Saga Pattern

A Python implementation of the Saga pattern using the Routing Slip approach, based on Clemens Vasters’ article.

What is a Saga?

A Saga is a failure management pattern for handling long-lived and distributed transactions across systems that cannot use traditional ACID transactions with two-phase commit.

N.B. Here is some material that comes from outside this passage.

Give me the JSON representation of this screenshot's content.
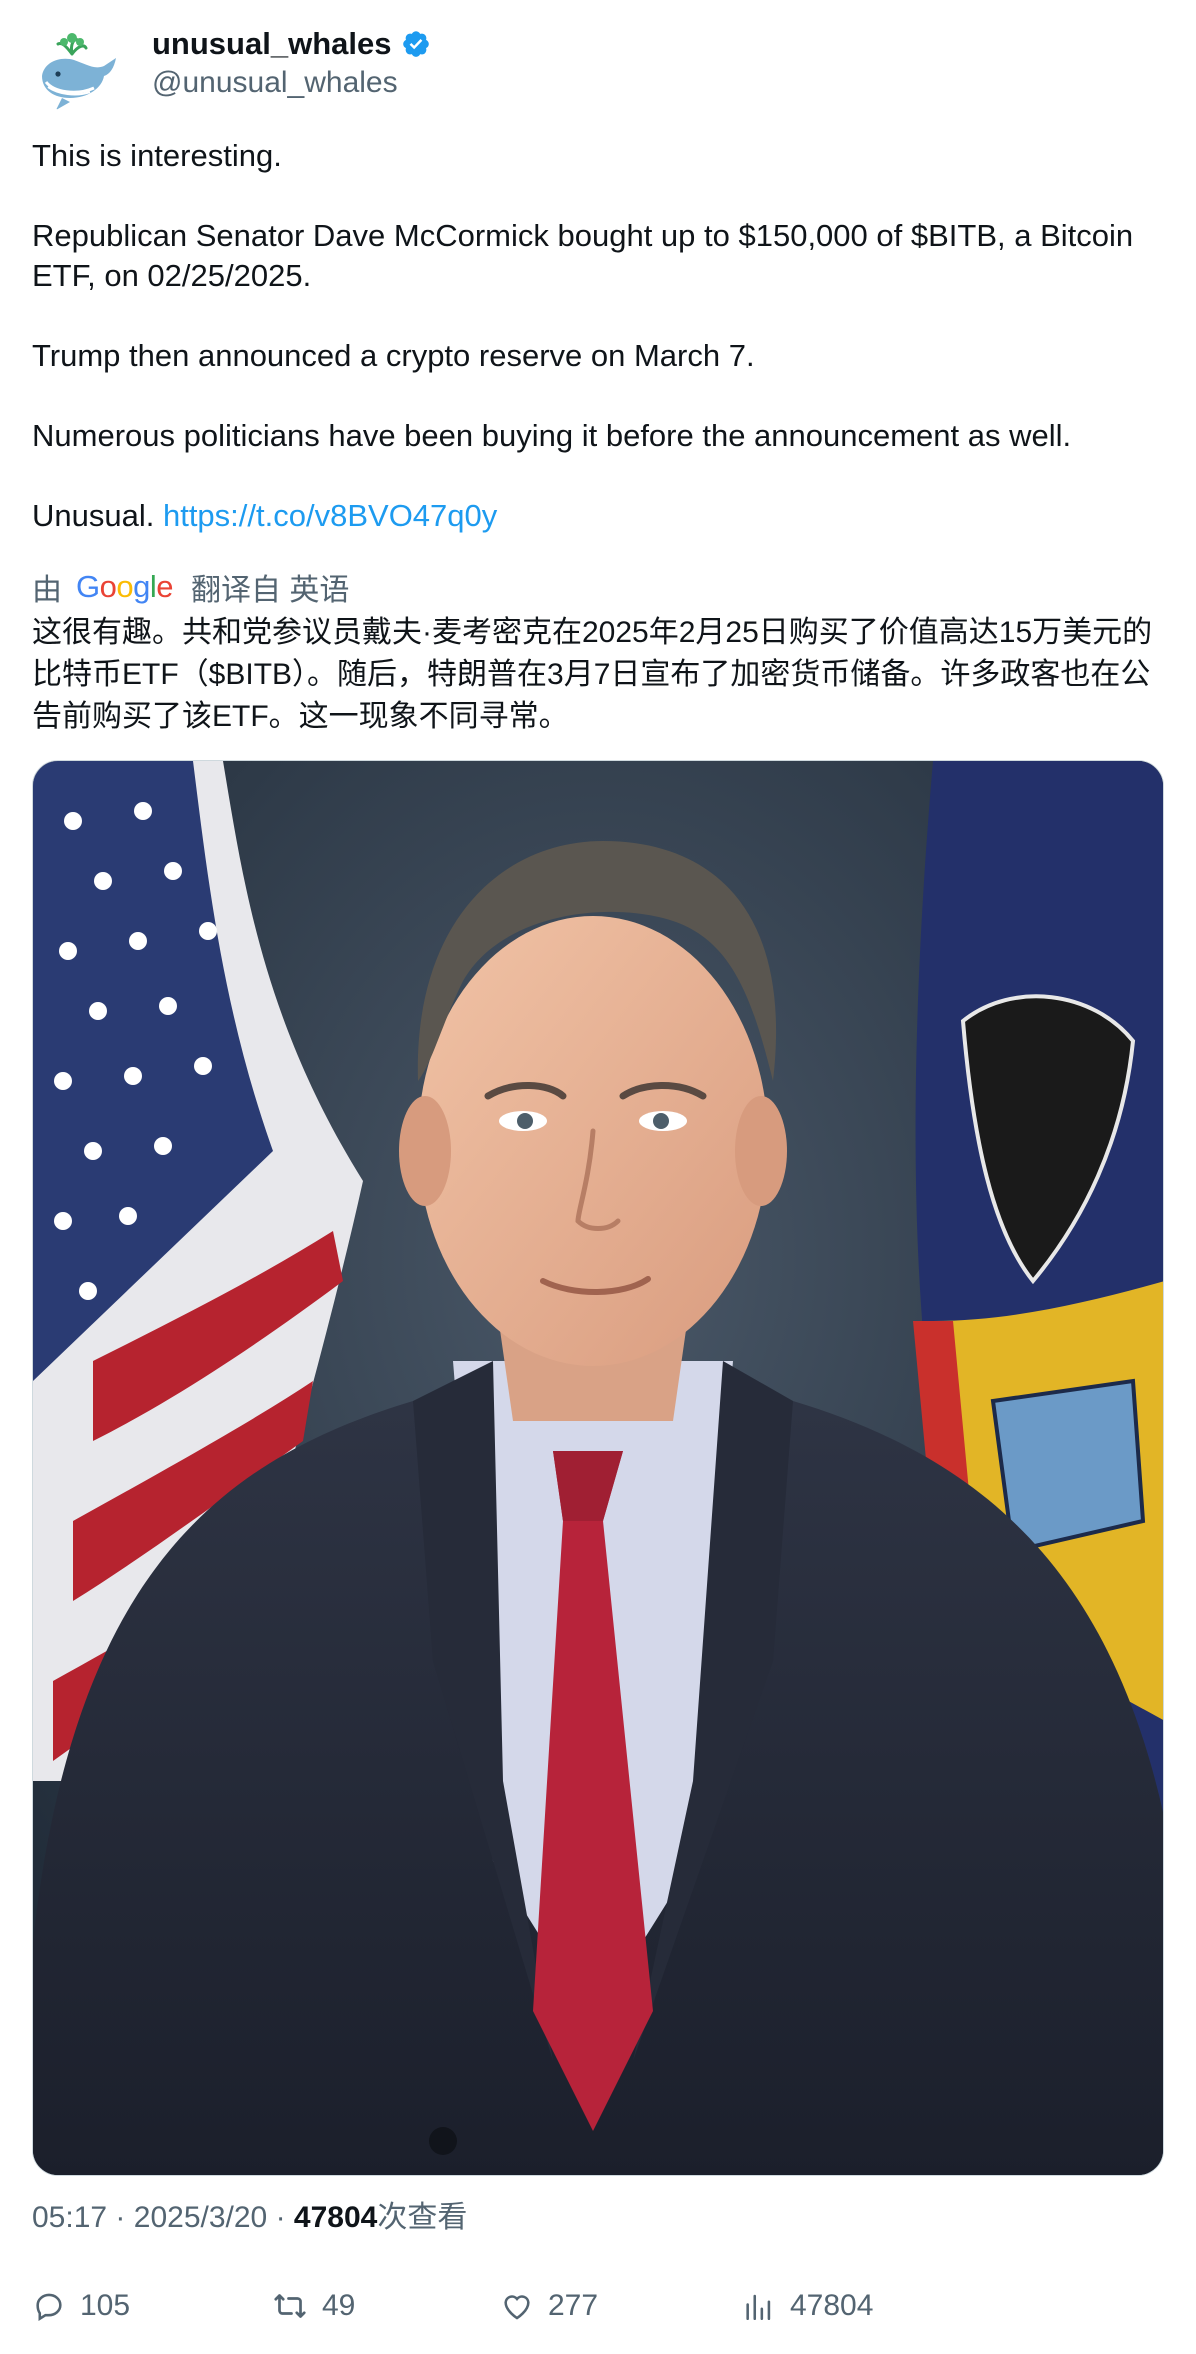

Rather than holding locks across multiple services, a Saga splits work into individual activities whose effects can be compensated (reversed) after work has been performed and committed.

The Saga module provides coordination for distributed transactions using compensating actions.

When to Use Sagas

Traditional distributed transactions with locks are impractical when:

  • Work spans multiple independent services with different trust boundaries

  • Transactions are long-lived and geographically distributed

  • Participants cannot be enlisted in a single ACID transaction

  • Services are autonomous and may be temporarily unavailable

How It Works

The pattern operates through a routing slip mechanism:

┌─────────────┐    ┌─────────────┐    ┌─────────────┐
│  Activity 1 │───>│  Activity 2 │───>│  Activity 3 │
│  (do_work)  │    │  (do_work)  │    │  (do_work)  │
└─────────────┘    └─────────────┘    └─────────────┘
       │                  │                  │
       │                  │                  │ FAILURE!
       │                  │                  ▼
       │                  │           ┌─────────────┐
       │                  │<──────────│ compensate  │
       │                  ▼           └─────────────┘
       │           ┌─────────────┐
       │<──────────│ compensate  │
       ▼           └─────────────┘
┌─────────────┐
│ compensate  │
└─────────────┘
  1. Forward Path: The routing slip progresses through sequential work items

  2. Backward Path: On failure, the routing slip reverses through completed steps for compensation

Key Characteristics

  • No centralized coordinator

  • All work remains local to individual nodes

  • The routing slip carries all transaction context

  • Decisions occur locally at each step

  • Can be serialized and transmitted between distributed systems

Components

Activity

Each activity encapsulates two operations:

from ascetic_ddd.saga import Activity, WorkItem, WorkLog, RoutingSlip

class MyActivity(Activity):
    async def do_work(self, work_item: WorkItem) -> WorkLog:
        # Perform the business operation
        result = await perform_operation(work_item.arguments)
        return WorkLog(self, WorkResult({"id": result.id}))

    async def compensate(self, work_log: WorkLog, routing_slip: RoutingSlip) -> bool:
        # Reverse the operation
        await cancel_operation(work_log.result["id"])
        return True  # Continue backward

    @property
    def work_item_queue_address(self) -> str:
        return "sb://./myActivityQueue"

    @property
    def compensation_queue_address(self) -> str:
        return "sb://./myActivityCompensation"

RoutingSlip

The document flowing through the system:

from ascetic_ddd.saga import RoutingSlip, WorkItem, WorkItemArguments

routing_slip = RoutingSlip([
    WorkItem(Activity1, WorkItemArguments({"key": "value1"})),
    WorkItem(Activity2, WorkItemArguments({"key": "value2"})),
    WorkItem(Activity3, WorkItemArguments({"key": "value3"})),
])

Properties:

  • is_completed: True if all work items processed

  • is_in_progress: True if some work completed (can compensate)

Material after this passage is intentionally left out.